Before Citizens United removed restrictions on independent expenditures by for-profit corporations, a majority of states already had no such restrictions. Neither did they have records of distinctively bad behavior. Indisputably, this year’s super PACs have, as McConnell’s brief says, “led to more political debate over a lengthier period of time during which more voters had the opportunity to participate in the choice of a presidential candidate.”

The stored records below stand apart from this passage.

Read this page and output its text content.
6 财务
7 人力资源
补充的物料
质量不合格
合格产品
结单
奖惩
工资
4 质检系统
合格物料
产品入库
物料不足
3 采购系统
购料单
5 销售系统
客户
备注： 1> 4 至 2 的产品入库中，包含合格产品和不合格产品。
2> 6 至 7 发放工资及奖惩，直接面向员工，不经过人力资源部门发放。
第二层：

As McConnell notes, the Montana court’s ruling is “disdainful” and disobedient regarding the Citizens United decision, but this lawlessness is not what bothers many people who think of themselves as defenders of good government. Instead, much of the media and most liberals urge Americans to be scandalized about “too much money” in politics. That three-word trope means (because most political money is spent on the dissemination of political advocacy) that there is more political speech by others than is considered proper by much of the media, which are unrestricted advocates. This media and liberal anxiety was not conspicuous in 2004, when George Soros spent $24 million supporting Democratic candidates.
Back then, the liberal/media complex embraced this Supreme Court principle enunciated in 1976: “The concept that government may restrict the speech of some elements of our society in order to enhance the relative voice of others is wholly foreign to the First Amendment.” Last year, Procter & Gamble, America’s largest advertiser, spent $2,949,100,000 — more than will be spent by the Obama and Romney campaigns and super PACs supporting them.
The fact that more is spent to influence Americans’ choice of their detergent than of their president is as interesting as this: The collapse of liberals’ confidence in their ability to persuade is apparent in their concentration on rigging the rules of political persuasion. Their problem is that the First Amendment is the rule.